Weary of urban myths proclaiming the artist to have killed himself on stage, written the album in prison and have long since passed away, they set up a website requesting information, and one morning received a phone call from one of Rodriguez’s daughters. To say she was bewildered is an understatement, as it would be to try and describe the excitement of the fans. News soon spread and before you can say ‘I’ve found him’ Sixto Rodriguez and his daughters were invited to Cape Town for a concert tour that sold tens of thousands of tickets in a question of minutes.

An Oscar-winning documentary film
If the story isn’t enough of a modern-day fairy tale, the emotional scenes at the first concert provide the goosebump-filled highlight of the documentary-film that won Malik Bendjelloul and his colleagues the 2013 Academy Award for Best Documentary Feature, as well as that year’s BAFTA Award for Best Documentary. The crowd cheered for 20 minutes solid as Rodriguez walked on to the stage and the familiar chords of I wonder began to play. It is a moment of huge emotional intensity seldom recorded on film, and hard to comprehend for those ‘who weren’t there’; those who didn’t live through the South Africa of the 1970s and 80s. For whatever reason, two whole generations held this mysterious man with his haunting lyrics in their hearts, and it all poured out one evening at the Good Hope Centre in Cape Town.

The humility and humanity of Sixto, meanwhile, shines through everything, as he stood there smiling before thousands of adoring fans, neither arrogant nor humbled, but merely absorbing the love that should have been his all along.
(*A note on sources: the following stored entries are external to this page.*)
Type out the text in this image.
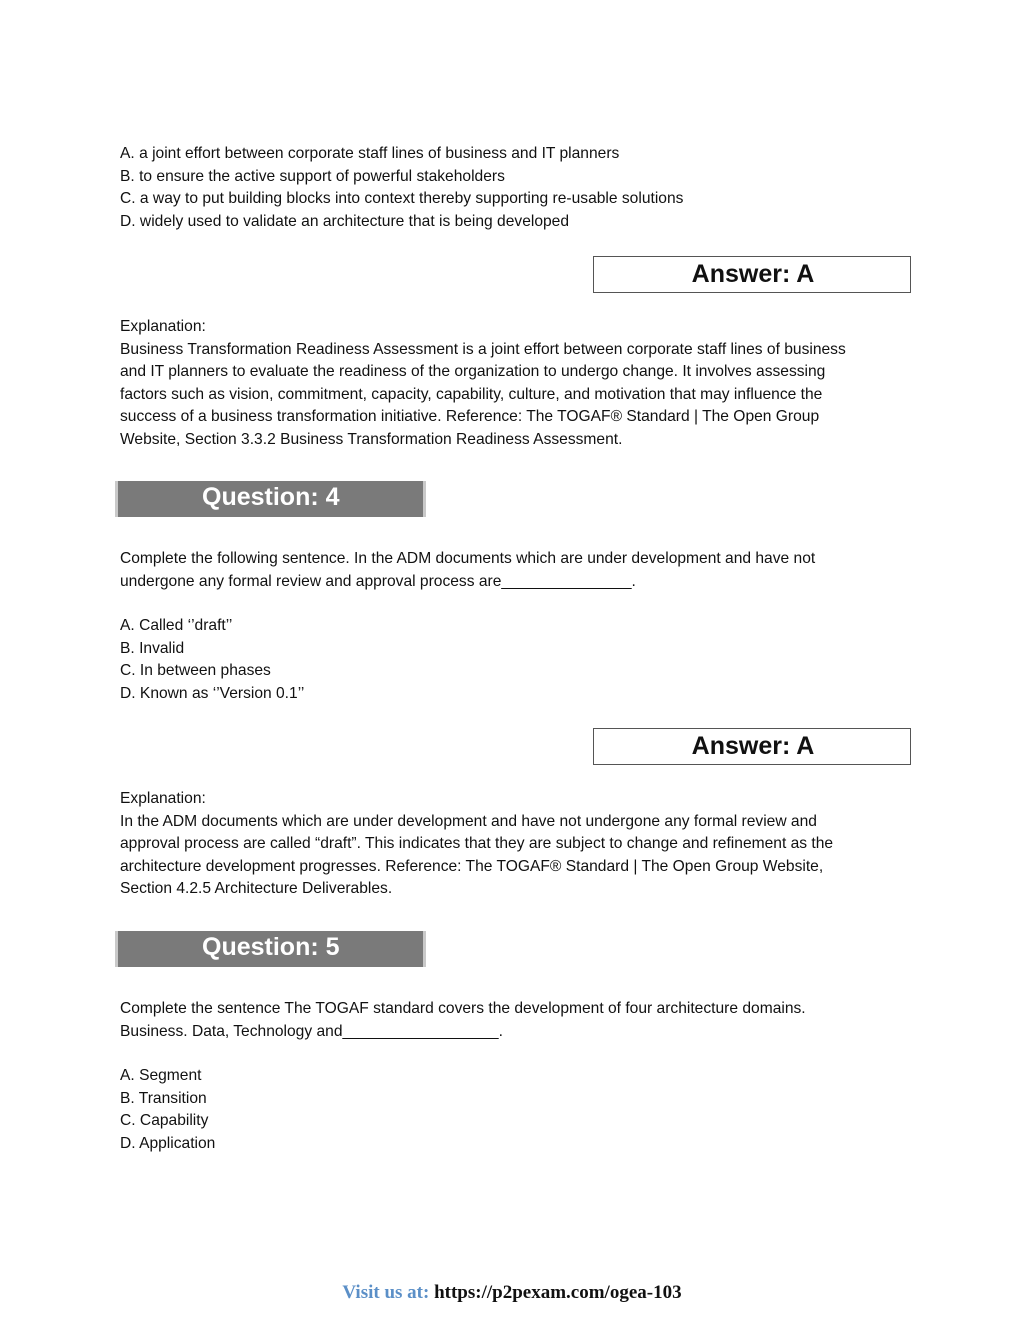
A. a joint effort between corporate staff lines of business and IT planners
B. to ensure the active support of powerful stakeholders
C. a way to put building blocks into context thereby supporting re-usable solutions
D. widely used to validate an architecture that is being developed
Answer: A
Explanation:
Business Transformation Readiness Assessment is a joint effort between corporate staff lines of business
and IT planners to evaluate the readiness of the organization to undergo change. It involves assessing
factors such as vision, commitment, capacity, capability, culture, and motivation that may influence the
success of a business transformation initiative. Reference: The TOGAF® Standard | The Open Group
Website, Section 3.3.2 Business Transformation Readiness Assessment.
Question: 4
Complete the following sentence. In the ADM documents which are under development and have not
undergone any formal review and approval process are_______________.
A. Called ‘’draft’’
B. Invalid
C. In between phases
D. Known as ‘’Version 0.1’’
Answer: A
Explanation:
In the ADM documents which are under development and have not undergone any formal review and
approval process are called “draft”. This indicates that they are subject to change and refinement as the
architecture development progresses. Reference: The TOGAF® Standard | The Open Group Website,
Section 4.2.5 Architecture Deliverables.
Question: 5
Complete the sentence The TOGAF standard covers the development of four architecture domains.
Business. Data, Technology and__________________.
A. Segment
B. Transition
C. Capability
D. Application
Visit us at: https://p2pexam.com/ogea-103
Now the world knows about Sixto Rodriguez, the Dylan that never was but has risen from the dead to enjoy an Indian summer in his career. Sometimes called the artists’ artist, he tours around the world and his songs are covered by people as wide and varied as Paolo Nutini and the Dave Matthews Band. For all that befell him before, and befalls him now, ‘Sugar Man’ long resisted calls to sue for damages, gives most of his money to his daughters and continues to live in his old house in Detroit.
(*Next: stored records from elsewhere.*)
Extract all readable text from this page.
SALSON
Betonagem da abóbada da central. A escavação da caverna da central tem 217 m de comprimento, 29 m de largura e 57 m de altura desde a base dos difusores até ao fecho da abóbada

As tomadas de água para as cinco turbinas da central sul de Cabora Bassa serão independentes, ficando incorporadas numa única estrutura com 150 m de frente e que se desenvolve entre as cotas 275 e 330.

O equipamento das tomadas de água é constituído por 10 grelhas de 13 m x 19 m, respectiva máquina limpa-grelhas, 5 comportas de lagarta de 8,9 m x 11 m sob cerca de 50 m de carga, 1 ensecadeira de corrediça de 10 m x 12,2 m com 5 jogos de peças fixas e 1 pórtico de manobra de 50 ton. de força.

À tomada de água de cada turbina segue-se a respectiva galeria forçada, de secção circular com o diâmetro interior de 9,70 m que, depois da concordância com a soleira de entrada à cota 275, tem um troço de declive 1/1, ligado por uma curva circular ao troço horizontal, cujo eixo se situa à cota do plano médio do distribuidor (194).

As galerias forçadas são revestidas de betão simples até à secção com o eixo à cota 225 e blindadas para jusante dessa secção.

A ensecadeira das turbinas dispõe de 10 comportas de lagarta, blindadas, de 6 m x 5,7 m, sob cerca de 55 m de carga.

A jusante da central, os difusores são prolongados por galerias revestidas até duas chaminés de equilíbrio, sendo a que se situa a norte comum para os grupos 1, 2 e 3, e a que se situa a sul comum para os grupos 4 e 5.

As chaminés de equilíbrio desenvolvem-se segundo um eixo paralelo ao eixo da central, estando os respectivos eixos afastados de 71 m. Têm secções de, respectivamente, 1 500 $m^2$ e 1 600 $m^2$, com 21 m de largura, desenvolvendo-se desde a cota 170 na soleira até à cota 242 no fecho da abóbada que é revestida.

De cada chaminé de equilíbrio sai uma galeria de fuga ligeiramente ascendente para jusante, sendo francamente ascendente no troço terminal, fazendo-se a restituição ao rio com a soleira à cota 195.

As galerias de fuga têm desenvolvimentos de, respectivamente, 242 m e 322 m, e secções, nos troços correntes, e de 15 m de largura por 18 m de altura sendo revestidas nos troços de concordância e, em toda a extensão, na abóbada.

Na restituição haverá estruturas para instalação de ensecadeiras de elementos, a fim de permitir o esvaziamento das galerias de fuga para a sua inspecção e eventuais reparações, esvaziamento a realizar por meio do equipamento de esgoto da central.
I saw him at the Royal Albert Hall in London and witnessed first hand how an international audience has taken to this phenomenon, not just because his story will be the last to be told this way, not just because it produced an Oscar-winning documentary film, and not only because of the music he wrote as a young man that continues to resonate today—but also because, in the face of it all, Sixto Rodriguez is a unique individual in an age that badly needs idols with humility, sageness and purity of spirit.